How a Toothache Can Land You in the ER

Young girl holding an ice pack to her cheek to ease her toothache. An emergency room doctor in the background examines an x-ray of her teeth.

When your family’s schedule is already filled with meetings, homework and soccer practices, adding dentist appointments to that to-do list can feel daunting. It’s important to keep in mind, however, that according to USAToday, the number of people going to the hospitals for dental emergencies grows more and more every year, with one visit every 15 seconds.1 So, how can a toothache land you in the ER?

Know the signs of a problem

If you or your child experiences any of the following symptoms, it may be time to schedule an appointment with your dentist:

  • Sensitivity to hot or cold foods
  • Sensitivity to sweets
  • Discoloration
  • Mouth sores (canker sores, cold sores, etc.)
  • Redness, swelling or bleeding gums
  • Pain while chewing
  • Persistent foul breath
  • Jaw pain
  • Dry mouth

The following symptoms may signal an abscess that requires immediate medical attention:

  • Cracked, broken or loose teeth
  • Constant throbbing pain
  • Swollen face, jaw and/or neck glands
  • Pus or bad taste in mouth
  • Headache
  • Fever

Toothaches vs. Abscess

Toothaches can happen for a variety of reasons. A cavity or tooth decay starts when bacteria get where it shouldn’t and begins eating away at your teeth. Oftentimes, this can be fixed with a simple filling. Gum disease, periodontal disease or gingivitis is caused by inflamed gums that develop deep pockets where bacteria form. If left untreated, a toothache can develop. However, these can be treated with a deep cleaning. When your wisdom teeth begin to grow out, they often become impacted and start shifting around your other teeth and causing tooth pain.

Mild or moderate pain should never be ignored. Slight discomfort can quickly turn into a very serious condition called an abscess, a pus-filled infection inside a tooth or between the tooth and the tongue. While pain may start off as annoying, within a day it can turn into intense, throbbing pain or sharp, shooting pain. In America, this condition has turned into a dangerous trend, with hospitalizations for abscesses increasing by more than 40% in recent years.2

Abscesses occur when there’s a breach in your tooth’s enamel. If bacteria get inside the tooth, an abscess can form. These typically do not go away on their own and often spread overnight. If an infection manages to reach the brain or the heart, or the swelling cuts off an airway, it can become fatal.

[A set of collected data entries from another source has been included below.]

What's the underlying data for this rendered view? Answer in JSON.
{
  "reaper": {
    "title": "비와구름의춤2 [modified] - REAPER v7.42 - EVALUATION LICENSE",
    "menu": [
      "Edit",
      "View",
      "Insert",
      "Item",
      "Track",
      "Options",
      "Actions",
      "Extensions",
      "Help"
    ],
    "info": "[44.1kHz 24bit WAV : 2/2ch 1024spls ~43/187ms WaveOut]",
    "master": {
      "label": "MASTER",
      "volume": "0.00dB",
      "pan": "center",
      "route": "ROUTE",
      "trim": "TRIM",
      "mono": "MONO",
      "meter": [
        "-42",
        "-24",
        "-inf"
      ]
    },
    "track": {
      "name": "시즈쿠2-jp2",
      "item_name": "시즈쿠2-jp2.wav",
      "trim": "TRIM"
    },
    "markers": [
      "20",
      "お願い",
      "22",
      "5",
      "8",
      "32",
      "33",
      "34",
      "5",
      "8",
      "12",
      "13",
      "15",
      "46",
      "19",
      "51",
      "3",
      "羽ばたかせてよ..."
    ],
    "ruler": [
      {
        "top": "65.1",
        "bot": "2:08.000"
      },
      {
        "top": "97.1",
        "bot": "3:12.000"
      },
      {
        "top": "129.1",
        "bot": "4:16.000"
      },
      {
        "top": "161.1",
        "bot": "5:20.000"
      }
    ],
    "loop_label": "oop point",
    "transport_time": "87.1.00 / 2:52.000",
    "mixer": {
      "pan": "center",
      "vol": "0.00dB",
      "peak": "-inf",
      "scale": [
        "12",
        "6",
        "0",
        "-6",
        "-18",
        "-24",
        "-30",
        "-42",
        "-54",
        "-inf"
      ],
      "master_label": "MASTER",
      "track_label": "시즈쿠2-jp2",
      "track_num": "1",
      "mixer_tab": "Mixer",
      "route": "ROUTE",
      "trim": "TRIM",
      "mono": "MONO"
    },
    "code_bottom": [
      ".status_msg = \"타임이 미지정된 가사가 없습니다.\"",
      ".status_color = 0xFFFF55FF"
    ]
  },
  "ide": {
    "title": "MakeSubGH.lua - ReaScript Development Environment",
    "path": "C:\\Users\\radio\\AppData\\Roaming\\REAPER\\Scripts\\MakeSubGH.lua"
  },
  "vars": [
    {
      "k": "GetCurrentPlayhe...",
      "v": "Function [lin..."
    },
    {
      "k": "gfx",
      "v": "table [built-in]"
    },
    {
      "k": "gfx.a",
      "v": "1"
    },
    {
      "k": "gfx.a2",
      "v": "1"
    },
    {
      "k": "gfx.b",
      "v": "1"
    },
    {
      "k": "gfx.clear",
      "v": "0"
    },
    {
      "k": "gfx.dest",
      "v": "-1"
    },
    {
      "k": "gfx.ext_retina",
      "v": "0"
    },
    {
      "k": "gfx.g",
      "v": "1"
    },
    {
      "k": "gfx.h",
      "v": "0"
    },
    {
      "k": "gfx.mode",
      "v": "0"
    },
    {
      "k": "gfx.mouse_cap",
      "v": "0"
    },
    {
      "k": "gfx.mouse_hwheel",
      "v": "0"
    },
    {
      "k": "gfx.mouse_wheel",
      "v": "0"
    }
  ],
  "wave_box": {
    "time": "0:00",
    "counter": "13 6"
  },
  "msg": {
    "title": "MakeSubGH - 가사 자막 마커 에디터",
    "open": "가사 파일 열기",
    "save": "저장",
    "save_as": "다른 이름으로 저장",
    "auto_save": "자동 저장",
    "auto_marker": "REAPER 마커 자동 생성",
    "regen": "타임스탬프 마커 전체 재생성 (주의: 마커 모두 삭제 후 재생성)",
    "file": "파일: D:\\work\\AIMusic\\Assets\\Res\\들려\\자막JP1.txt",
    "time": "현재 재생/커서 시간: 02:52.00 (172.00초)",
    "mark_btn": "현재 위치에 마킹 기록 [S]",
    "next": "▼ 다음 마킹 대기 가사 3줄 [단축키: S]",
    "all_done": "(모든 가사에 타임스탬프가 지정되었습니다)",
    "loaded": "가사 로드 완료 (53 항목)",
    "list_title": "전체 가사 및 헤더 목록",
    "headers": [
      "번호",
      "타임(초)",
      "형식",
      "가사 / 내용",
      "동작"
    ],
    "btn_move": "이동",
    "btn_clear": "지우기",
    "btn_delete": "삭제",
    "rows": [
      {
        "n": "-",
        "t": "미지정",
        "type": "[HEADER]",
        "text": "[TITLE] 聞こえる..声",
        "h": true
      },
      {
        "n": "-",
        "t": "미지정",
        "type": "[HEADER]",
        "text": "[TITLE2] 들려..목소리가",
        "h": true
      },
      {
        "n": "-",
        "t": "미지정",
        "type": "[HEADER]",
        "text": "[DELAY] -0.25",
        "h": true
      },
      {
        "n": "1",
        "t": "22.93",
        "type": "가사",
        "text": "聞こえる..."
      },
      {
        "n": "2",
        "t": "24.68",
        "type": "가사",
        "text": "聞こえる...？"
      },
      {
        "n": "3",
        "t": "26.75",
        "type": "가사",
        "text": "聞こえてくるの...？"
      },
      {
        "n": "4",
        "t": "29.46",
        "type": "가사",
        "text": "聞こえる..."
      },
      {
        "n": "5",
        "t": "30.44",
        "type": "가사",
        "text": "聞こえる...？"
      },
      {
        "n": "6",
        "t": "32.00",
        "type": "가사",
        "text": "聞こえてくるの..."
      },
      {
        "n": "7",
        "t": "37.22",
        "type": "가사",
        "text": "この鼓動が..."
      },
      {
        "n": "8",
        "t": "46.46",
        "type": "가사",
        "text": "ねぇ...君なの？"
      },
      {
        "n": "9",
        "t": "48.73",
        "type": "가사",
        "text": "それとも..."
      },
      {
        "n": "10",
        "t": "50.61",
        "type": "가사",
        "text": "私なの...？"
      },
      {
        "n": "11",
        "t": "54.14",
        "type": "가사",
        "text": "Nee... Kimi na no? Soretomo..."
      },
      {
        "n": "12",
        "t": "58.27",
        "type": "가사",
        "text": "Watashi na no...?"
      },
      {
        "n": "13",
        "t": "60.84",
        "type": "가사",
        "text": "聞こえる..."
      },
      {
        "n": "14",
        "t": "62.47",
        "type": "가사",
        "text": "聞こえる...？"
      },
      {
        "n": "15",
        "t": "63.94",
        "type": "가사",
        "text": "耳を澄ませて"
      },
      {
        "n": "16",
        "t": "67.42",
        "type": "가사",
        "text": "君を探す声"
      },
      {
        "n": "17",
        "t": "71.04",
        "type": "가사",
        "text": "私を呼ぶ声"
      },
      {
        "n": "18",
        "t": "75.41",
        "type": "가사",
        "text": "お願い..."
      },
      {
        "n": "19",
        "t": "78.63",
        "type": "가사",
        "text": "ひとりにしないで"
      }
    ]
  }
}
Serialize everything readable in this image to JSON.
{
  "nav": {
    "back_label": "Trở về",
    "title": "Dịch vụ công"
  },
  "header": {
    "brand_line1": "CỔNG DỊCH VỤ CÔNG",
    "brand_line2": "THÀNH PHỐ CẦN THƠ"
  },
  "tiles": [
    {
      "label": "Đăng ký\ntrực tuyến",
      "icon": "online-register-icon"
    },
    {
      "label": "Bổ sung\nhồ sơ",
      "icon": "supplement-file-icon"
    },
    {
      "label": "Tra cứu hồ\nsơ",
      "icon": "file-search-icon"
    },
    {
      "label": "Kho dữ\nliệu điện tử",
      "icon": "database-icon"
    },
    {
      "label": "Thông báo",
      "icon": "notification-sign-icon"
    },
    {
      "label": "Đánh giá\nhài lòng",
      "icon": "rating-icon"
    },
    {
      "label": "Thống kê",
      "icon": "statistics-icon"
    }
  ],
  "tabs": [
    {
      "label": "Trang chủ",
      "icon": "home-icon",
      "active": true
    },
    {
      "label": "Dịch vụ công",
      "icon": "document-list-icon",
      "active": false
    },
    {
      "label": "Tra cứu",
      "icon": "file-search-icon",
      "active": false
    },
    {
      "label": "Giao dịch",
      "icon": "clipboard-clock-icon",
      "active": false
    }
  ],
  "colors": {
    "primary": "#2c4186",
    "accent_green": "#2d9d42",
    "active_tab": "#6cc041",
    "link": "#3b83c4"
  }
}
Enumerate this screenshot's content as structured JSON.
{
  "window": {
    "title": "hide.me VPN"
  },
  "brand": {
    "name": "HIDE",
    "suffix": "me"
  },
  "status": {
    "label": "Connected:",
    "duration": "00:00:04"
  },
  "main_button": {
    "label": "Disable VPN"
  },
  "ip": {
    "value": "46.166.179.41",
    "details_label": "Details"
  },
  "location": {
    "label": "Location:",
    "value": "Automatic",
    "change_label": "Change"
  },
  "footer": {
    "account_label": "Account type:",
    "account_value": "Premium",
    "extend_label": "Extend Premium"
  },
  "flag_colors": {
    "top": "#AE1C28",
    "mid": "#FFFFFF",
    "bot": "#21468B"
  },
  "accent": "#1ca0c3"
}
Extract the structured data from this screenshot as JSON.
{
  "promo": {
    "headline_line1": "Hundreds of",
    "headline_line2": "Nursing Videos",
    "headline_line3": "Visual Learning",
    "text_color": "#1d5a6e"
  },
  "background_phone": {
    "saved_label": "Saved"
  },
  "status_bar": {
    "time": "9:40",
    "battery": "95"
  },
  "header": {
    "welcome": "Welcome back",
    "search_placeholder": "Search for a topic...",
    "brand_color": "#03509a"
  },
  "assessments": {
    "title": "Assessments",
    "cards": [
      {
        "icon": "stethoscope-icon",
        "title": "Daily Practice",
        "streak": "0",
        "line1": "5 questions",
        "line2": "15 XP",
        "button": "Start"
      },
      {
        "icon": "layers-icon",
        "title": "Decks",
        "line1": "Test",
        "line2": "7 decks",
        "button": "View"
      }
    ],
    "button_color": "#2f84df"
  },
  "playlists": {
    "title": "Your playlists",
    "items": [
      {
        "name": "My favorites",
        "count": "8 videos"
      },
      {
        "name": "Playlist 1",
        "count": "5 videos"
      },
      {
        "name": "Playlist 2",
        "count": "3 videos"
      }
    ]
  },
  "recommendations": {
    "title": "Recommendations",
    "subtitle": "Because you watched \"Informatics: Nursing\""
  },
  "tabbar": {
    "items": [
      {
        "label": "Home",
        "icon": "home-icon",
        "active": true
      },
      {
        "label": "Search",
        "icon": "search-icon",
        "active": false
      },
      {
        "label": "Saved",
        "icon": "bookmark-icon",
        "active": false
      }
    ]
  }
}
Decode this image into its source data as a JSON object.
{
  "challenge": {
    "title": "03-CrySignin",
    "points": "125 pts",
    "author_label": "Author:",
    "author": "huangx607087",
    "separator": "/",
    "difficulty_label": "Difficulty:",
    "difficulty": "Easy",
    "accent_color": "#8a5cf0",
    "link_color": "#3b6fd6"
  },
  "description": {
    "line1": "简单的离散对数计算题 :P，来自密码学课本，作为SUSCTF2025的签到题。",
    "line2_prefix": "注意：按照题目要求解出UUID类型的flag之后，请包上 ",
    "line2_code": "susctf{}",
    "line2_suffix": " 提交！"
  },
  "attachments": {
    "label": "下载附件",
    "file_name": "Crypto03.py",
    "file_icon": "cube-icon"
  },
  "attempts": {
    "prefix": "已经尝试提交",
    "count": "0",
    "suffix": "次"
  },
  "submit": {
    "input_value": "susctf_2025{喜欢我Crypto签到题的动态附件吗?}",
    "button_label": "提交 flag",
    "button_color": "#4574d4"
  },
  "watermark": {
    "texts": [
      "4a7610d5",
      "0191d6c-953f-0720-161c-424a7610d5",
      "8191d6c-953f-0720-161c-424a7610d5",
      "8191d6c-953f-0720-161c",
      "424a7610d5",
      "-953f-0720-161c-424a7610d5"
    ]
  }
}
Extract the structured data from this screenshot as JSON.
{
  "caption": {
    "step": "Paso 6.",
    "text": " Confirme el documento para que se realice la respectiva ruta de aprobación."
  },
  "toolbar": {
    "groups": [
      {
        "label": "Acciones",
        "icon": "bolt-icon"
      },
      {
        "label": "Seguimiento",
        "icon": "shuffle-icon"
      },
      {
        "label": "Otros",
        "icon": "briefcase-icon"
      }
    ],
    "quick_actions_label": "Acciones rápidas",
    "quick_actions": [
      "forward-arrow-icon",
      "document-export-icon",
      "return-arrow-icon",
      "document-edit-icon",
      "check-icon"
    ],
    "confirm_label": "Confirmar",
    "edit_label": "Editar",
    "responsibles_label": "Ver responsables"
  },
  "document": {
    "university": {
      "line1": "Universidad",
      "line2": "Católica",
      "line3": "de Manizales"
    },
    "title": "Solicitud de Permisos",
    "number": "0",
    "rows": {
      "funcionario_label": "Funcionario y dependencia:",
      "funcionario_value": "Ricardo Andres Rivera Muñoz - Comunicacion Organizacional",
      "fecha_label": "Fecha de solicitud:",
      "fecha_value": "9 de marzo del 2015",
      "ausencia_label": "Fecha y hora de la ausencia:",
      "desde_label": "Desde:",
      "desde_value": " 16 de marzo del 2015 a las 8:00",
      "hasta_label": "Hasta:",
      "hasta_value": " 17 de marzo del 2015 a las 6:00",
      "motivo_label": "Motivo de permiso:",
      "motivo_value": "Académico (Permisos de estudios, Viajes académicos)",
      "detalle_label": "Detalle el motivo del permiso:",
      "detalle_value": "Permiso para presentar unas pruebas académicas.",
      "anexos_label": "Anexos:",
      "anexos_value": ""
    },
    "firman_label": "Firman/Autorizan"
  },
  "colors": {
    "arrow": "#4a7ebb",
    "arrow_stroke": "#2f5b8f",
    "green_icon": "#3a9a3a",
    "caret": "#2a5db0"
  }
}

The first step for preventing any tooth-related trip to the ER is taking your family to the dentist regularly. Many infections can be easily prevented if they are caught early on. Getting your teeth checked often means that your dentist can provide treatment before it gets worse. In the case of an abscess, if caught early enough, your dentist can save your natural tooth with a root canal. However, if left untreated, extraction of the infected tooth may be necessary.

Additionally, encourage good oral hygiene. Make sure your kids know how to brush and floss their teeth properly. Furthermore, teach your children that eating a lot of candy or drinking soda can increase their risk for getting a toothache or cavity.

Finally, while the emergency room should not act as your primary dental care provider, if your dentist is unavailable and you feel your situation warrants medical attention, St. Vincent Neighborhood Hospital can get you in front of a doctor within 15 minutes of your arrival.

In any situation, our emergency department is open to treat all injuries, infections and disease. Our fast turnaround times on x-ray and imagining services allow us to quickly diagnose the problem. Our in-house pharmaceutical services help us get you treated right away. Read more about our services or find the St. Vincent Neighborhood Hospital location nearest you.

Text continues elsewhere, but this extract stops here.